Les rêveurs se volatilisèrent.

Ba’alzamon resta seul un moment, puis une femme se matérialisa à côté de lui.

Perrin en tituba comme si on l’avait giflé. Comment oublier une femme pareille ? C’était celle qu’il avait vue en rêve, et qui l’implorait de partir en quête de gloire.

Un trône d’argent apparut derrière elle. Très digne, elle s’y assit et arrangea soigneusement sa robe de soie.

— Tu prends des libertés sur mon domaine, dit-elle.

— Ton domaine ? Tu le réclames, faut-il comprendre ? As-tu l’intention de ne plus servir le Grand Seigneur des Ténèbres ?

Autour de Ba’alzamon, les ténèbres s’épaissirent et semblèrent bouillonner.

— Je sers, oui… J’ai longtemps servi le Seigneur du Crépuscule, et je suis restée emprisonnée dans un interminable sommeil sans rêves. Seuls les Hommes Gris et les Myrddraals sont privés de songes. Même les Trollocs y ont droit ! Les rêves ont toujours été mon territoire, où j’étais libre d’aller et de venir. Maintenant que je suis de nouveau libre, je reprends ce qui m’appartient.

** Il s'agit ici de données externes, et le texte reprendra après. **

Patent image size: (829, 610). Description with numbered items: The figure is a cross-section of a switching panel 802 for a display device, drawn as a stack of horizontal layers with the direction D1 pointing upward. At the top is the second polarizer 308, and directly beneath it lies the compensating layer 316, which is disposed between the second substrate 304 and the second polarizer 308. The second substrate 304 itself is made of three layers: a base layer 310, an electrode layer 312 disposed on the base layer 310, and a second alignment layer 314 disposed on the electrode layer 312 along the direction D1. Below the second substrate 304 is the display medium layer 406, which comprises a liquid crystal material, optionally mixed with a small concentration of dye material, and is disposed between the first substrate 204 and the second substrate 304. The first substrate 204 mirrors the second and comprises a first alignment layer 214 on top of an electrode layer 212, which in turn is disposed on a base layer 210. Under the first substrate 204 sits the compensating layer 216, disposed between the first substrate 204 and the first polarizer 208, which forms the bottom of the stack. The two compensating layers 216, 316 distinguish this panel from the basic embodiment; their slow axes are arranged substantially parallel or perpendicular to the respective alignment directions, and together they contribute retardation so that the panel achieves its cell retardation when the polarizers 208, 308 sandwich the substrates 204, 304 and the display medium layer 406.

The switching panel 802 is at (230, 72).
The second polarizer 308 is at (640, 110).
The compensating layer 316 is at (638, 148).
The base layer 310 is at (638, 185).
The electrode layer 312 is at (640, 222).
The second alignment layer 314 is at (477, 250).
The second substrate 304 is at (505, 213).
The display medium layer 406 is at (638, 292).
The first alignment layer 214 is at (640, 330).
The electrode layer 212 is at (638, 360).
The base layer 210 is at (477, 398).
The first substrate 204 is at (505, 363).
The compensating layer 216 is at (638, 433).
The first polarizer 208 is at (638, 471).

— Ce qui t’appartient, répéta Ba’alzamon, les ténèbres qui l’enveloppaient s’assombrissant encore. Tu t’es toujours surestimée, Lanfear…

Ce nom sonna comme le tocsin aux oreilles de Perrin. Une Rejetée lui avait rendu visite dans ses rêves. Moiraine avait raison : certains des treize s’étaient libérés.

La femme en robe blanche se releva. Derrière elle, le trône se volatilisa.

— Je suis ce que je suis, et je ne me surestime pas ! Qu’ont donné tes plans, Grand Seigneur ? Trois mille ans passés à murmurer à l’oreille de marionnettes couronnées et à tirer leurs ficelles – l’œuvre sombre d’une Aes Sedai, rien de plus ! Une Aes Sedai, oui ! Trois mille ans, tout ça pour que Lews Therin arpente de nouveau le monde, et qu’il soit le pantin de ces ignobles sorcières. Peux-tu le contrôler ? Peux-tu le faire danser à ta guise ? Il m’appartenait avant même que cette Ilyena aux cheveux de paille pose les yeux sur lui. Et il sera de nouveau à moi !

— Tu fais donc cavalier seul, Lanfear ? demanda Ba’alzamon. (Son ton restait serein, mais des flammes crépitaient désormais en permanence dans ses yeux et sa bouche.) Aurais-tu renié les serments qui te lient au Grand Seigneur des Ténèbres ? (Un instant, l’obscurité le voila entièrement, ne laissant plus voir que les trois puits de flammes.) Ce n’est pas aussi simple que de trahir la Lumière comme tu le fis jadis dans le Hall des Serviteurs. Ton maître te réclame, Lanfear ! Le serviras-tu, ou préfères-tu subir une éternité de douleur – une agonie qui ne finira jamais ?

— Je choisis de servir… (Malgré cette capitulation, Lanfear resta bien droite en une attitude de défi.) Je servirai le Grand Seigneur des Ténèbres jusqu’à la fin des temps – lui, et lui seul.

La forêt de miroirs commença à se désintégrer, comme si une marée de ténèbres la submergeait, approchant régulièrement de la zone centrale. Lorsque cette vague déferla sur Ba’alzamon et Lanfear, il ne resta plus rien que des ténèbres sous les pieds de Perrin et autour de lui.